Gracefully Finalizing the Coupling in Asynchronous Termination Scenario

Dear preCICE community,

I am currently working on coupling two in-house codes using preCICE. For clarity, let me refer to them as Code A and Code B.

In our setup, Code A has its own convergence criteria, and it may terminate its computation before reaching the maximum simulation time defined in the precice-config.xml. When this occurs, Code A calls precice.finalize() as expected.

However, the issue arises on the side of Code B, which continues execution under the assumption that the coupling is still ongoing. It proceeds to the next time step and calls readData(), waiting indefinitely for data that Code A will no longer send.

I would like to ask the community:

Is there a recommended or clean way to notify Code B that the coupling has ended, so it can finalize properly without getting stuck in a waiting state?

Any shared experiences, technical advice, or suggested implementation patterns would be greatly appreciated.

Thank you in advance for your support!

1 Like

Hi,

This has been on our agenda for quite some time now.
It’s always good to let us know in preCICE issues that a feature is needed.

In this case, Code A should close communication channels to Code B.
If Code B is waiting for data, then it should throw an error.
This you can catch after preCICE version v3.2

There is currently no clean way of handling this outside of fast-forwarding to the end of the simulation with:

void forwardToEnd(precice::Participant& p) {
  while (p.isCouplingOnGoing()) {
    p.requiresWritingCheckpoint();
    p.advance(precice.getMaxTimeStepSize());
    p.requiresReadingCheckpoint();
  }
}

Thank you very much for the quick response.
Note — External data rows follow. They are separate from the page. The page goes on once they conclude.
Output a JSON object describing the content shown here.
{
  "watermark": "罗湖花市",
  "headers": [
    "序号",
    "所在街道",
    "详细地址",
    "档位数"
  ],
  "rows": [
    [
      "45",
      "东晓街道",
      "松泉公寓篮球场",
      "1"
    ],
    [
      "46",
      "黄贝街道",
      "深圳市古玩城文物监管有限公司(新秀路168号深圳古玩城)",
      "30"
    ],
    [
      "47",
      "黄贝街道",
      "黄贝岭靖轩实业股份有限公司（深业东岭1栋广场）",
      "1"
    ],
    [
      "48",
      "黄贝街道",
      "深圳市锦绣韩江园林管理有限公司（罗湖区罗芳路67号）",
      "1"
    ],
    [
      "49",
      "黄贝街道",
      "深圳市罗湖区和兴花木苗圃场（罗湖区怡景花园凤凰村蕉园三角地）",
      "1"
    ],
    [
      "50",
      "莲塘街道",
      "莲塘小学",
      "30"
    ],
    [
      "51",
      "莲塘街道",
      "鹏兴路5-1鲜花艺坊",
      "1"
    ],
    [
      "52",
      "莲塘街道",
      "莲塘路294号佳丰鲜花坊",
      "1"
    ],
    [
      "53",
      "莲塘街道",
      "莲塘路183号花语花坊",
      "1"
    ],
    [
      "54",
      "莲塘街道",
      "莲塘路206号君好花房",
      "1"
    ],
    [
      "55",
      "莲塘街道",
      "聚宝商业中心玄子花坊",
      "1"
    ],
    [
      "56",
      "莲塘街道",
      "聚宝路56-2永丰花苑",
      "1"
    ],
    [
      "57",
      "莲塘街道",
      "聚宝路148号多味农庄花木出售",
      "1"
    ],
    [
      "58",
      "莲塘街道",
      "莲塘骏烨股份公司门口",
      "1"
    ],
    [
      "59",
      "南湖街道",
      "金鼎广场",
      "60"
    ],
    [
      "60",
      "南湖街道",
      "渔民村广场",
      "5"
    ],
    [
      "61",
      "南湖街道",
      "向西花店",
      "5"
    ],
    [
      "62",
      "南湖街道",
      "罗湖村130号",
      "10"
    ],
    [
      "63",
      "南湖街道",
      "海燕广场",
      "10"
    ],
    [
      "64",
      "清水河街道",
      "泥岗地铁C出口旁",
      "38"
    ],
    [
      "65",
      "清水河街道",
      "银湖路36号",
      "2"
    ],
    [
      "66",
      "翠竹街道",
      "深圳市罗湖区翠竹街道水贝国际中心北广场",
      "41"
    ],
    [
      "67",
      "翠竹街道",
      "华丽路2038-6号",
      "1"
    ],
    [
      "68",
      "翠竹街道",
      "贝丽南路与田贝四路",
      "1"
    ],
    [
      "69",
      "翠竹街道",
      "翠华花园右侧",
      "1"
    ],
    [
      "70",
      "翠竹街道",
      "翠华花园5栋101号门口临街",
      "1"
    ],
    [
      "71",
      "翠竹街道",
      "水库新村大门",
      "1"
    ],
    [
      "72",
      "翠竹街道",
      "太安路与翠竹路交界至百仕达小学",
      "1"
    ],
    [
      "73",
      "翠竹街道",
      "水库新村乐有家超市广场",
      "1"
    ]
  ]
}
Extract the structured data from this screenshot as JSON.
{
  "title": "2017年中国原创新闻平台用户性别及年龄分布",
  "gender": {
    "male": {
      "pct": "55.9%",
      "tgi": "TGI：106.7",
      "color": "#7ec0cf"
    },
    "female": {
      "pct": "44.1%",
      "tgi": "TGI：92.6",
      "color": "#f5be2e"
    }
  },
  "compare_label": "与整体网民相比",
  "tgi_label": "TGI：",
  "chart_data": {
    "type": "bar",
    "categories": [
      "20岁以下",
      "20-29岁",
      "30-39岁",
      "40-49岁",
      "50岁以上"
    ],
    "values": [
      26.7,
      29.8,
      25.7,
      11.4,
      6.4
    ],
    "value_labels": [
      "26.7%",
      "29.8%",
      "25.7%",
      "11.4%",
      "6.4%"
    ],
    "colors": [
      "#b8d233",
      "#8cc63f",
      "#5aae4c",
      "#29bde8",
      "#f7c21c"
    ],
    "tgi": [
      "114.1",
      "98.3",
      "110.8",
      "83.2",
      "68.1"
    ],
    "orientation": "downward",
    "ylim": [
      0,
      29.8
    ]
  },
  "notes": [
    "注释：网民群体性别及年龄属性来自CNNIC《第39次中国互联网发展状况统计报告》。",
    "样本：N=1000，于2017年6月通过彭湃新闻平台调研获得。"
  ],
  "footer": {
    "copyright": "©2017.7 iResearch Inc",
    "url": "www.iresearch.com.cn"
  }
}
The idea of applying the fast forwarding approach indeed looks like a very reasonable solution. For Code A, it seems sufficient to simply call the forwardToEnd function at the point where early termination is required.

However, could you clarify when exactly this function should be invoked for Code B? In this case, Code B is a computationally expensive solver, and running a “null calculation” until the end time is not feasible. Therefore, I believe forwardToEnd should also be called at an appropriate point in Code B.

Sending a signal to second participant could work.

To do this in preCICE, define a pseudo mesh for A and B, and a pseudo scalar data

On one rank of A, set one vertex e.g. (0, 0) and then write 0 to it the simulation runs and 1 if it is supposed to stop.
On all ranks of B, set a vertex e.g (0, rank), map the pseudo scalar to it with a consistent nearest-neighbor mapping and then read the data from the local vertex.
If Code B received 1, it knows that A is done, and you call forwardToEnd.

1 Like

This topic was automatically closed 3 days after the last reply. New replies are no longer allowed.